Un livre clair et accessible non exempt de défauts

Comme nous l’avons dit précédemment, une dizaine de pages est consacrée à chaque empire. Le propos est clair et synthétique et permet aussi bien au lecteur éclairé qu’au néophyte d’y trouver son compte. La langue est très accessible et permet au lecteur de dévorer cet ouvrage comme un roman. Cependant, il n’est pas nécessaire de lire ce livre d’un bout à l’autre : le lecteur peut aisément choisir de ne pas lire tel ou tel chapitre ou de les lire dans le désordre car chacun d’entre eux est suffisamment indépendant pour que l’on ne soit pas perdu par la suite. Les illustrations et les cartes, nombreuses variées, agrémentent la lecture.

Pour autant, l'ouvrage n'est pas exempt de défauts. On peut déceler ici ou là des erreurs mineures dans le texte de l'auteur. Certains choix du cartographe peuvent aussi laisser penser que les empires étaient plus unifiés et homogènes qu’ils ne l’étaient. Ceci peut être particulièrement problématique lorsque la carte sous-entend une domination sur certains espaces qui ne l’étaient pas.

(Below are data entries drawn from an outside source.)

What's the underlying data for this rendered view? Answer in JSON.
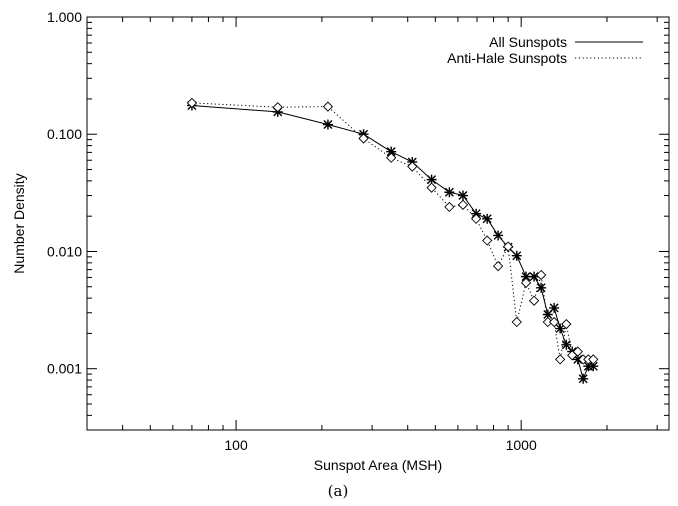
{
  "caption": "(a)",
  "chart_data": {
    "type": "line",
    "xlabel": "Sunspot Area (MSH)",
    "ylabel": "Number Density",
    "xscale": "log",
    "yscale": "log",
    "xlim": [
      30,
      3300
    ],
    "ylim": [
      0.0003,
      1.0
    ],
    "x_major_ticks": [
      100,
      1000
    ],
    "x_tick_labels": [
      "100",
      "1000"
    ],
    "y_major_ticks": [
      0.001,
      0.01,
      0.1,
      1.0
    ],
    "y_tick_labels": [
      "0.001",
      "0.010",
      "0.100",
      "1.000"
    ],
    "legend_position": "top-right",
    "grid": false,
    "series": [
      {
        "name": "All Sunspots",
        "line_style": "solid",
        "marker": "asterisk",
        "x": [
          70,
          140,
          210,
          280,
          350,
          415,
          485,
          560,
          625,
          695,
          760,
          830,
          900,
          965,
          1040,
          1110,
          1175,
          1240,
          1305,
          1370,
          1440,
          1510,
          1580,
          1650,
          1720,
          1790
        ],
        "y": [
          0.176,
          0.155,
          0.121,
          0.1,
          0.071,
          0.058,
          0.041,
          0.032,
          0.03,
          0.021,
          0.019,
          0.0137,
          0.0109,
          0.0092,
          0.0061,
          0.0061,
          0.0049,
          0.0029,
          0.0033,
          0.0022,
          0.0016,
          0.0014,
          0.0012,
          0.00082,
          0.00105,
          0.00105
        ]
      },
      {
        "name": "Anti-Hale Sunspots",
        "line_style": "dotted",
        "marker": "diamond",
        "x": [
          70,
          140,
          210,
          280,
          350,
          415,
          485,
          560,
          625,
          695,
          760,
          830,
          900,
          965,
          1040,
          1110,
          1175,
          1240,
          1305,
          1370,
          1440,
          1510,
          1580,
          1650,
          1720,
          1790
        ],
        "y": [
          0.185,
          0.17,
          0.172,
          0.092,
          0.063,
          0.053,
          0.035,
          0.024,
          0.025,
          0.019,
          0.0124,
          0.0075,
          0.011,
          0.0025,
          0.0054,
          0.0038,
          0.0063,
          0.0025,
          0.0025,
          0.0012,
          0.0024,
          0.0013,
          0.0014,
          0.0012,
          0.0012,
          0.0012
        ]
      }
    ]
  }
}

Par exemple, à la fin du chapitre sur Rome, l’auteur aborde la question du commerce avec le monde indien via la mer rouge. Une carte sur les « positions romaines » au Ier siècle ap. J.-C. p. 62 mentionne différents lieux avec des emblèmes de la République romaine. Or sur cette carte Alexandrie, capitale et important port de commerce de la Méditerranée orientale est mis sur le même plan qu’Ocelis, un port connu et utilisé par les Romains mais qui n’a jamais été contrôlé par ces derniers (bien qu’on ait pu retrouver des traces des légions bien au-delà du limes). Plus grave encore, l'absence de bibliographie et de notes de bas de page est plus problématique encore. Le lecteur se retrouve dans l'incapacité de pouvoir approfondir tel ou tel aspect de sa lecture alors que certains passages du texte sont particulièrement intéressants et peu traiter dans des ouvrages plus classiques.

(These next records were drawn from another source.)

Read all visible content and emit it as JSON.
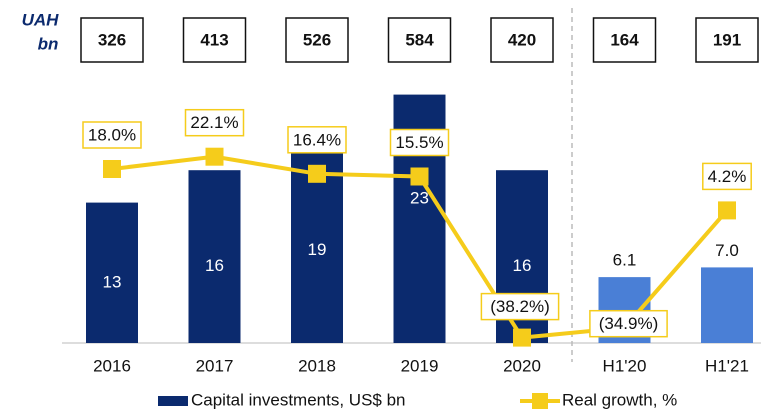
{
  "chart_data": {
    "type": "bar_line",
    "uah_label": [
      "UAH",
      "bn"
    ],
    "uah_values": [
      326,
      413,
      526,
      584,
      420,
      164,
      191
    ],
    "categories": [
      "2016",
      "2017",
      "2018",
      "2019",
      "2020",
      "H1'20",
      "H1'21"
    ],
    "ylim": [
      0,
      25
    ],
    "y2lim": [
      -40,
      50
    ],
    "series": [
      {
        "name": "Capital investments, US$ bn",
        "type": "bar",
        "colors": [
          "#0b2a6e",
          "#0b2a6e",
          "#0b2a6e",
          "#0b2a6e",
          "#0b2a6e",
          "#4a7fd6",
          "#4a7fd6"
        ],
        "values": [
          13,
          16,
          19,
          23,
          16,
          6.1,
          7.0
        ],
        "value_labels": [
          "13",
          "16",
          "19",
          "23",
          "16",
          "6.1",
          "7.0"
        ]
      },
      {
        "name": "Real growth, %",
        "type": "line",
        "axis": "y2",
        "color": "#f5cc1b",
        "values": [
          18.0,
          22.1,
          16.4,
          15.5,
          -38.2,
          -34.9,
          4.2
        ],
        "value_labels": [
          "18.0%",
          "22.1%",
          "16.4%",
          "15.5%",
          "(38.2%)",
          "(34.9%)",
          "4.2%"
        ]
      }
    ]
  }
}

Malgré ces réserves, l’Atlas des Empires maritimes invite le lecteur au voyage et à la découverte de ces empires maritimes. Il est certainement moins exhaustif que les atlas des éditions Autrement mais il s’adresse à un public plus large. Ce livre n’est pas véritablement un atlas dans le sens où le texte prime sur les cartes et que certaines d’entre-elles ne sont pas assez détaillées car trop petites. Cet ouvrage est cependant une bonne introduction sur le sujet, un album sur les empires que l’on parcourt et une invitation à approfondir la connaissance de ces puissances maritimes passées, européennes ou extra-européennes, qui ont dominé cet espace de tous les possibles qu’est la mer.

Atlas des empires maritimes, de Cyrille P. Coutansais. CNRS Editions, mai 2013.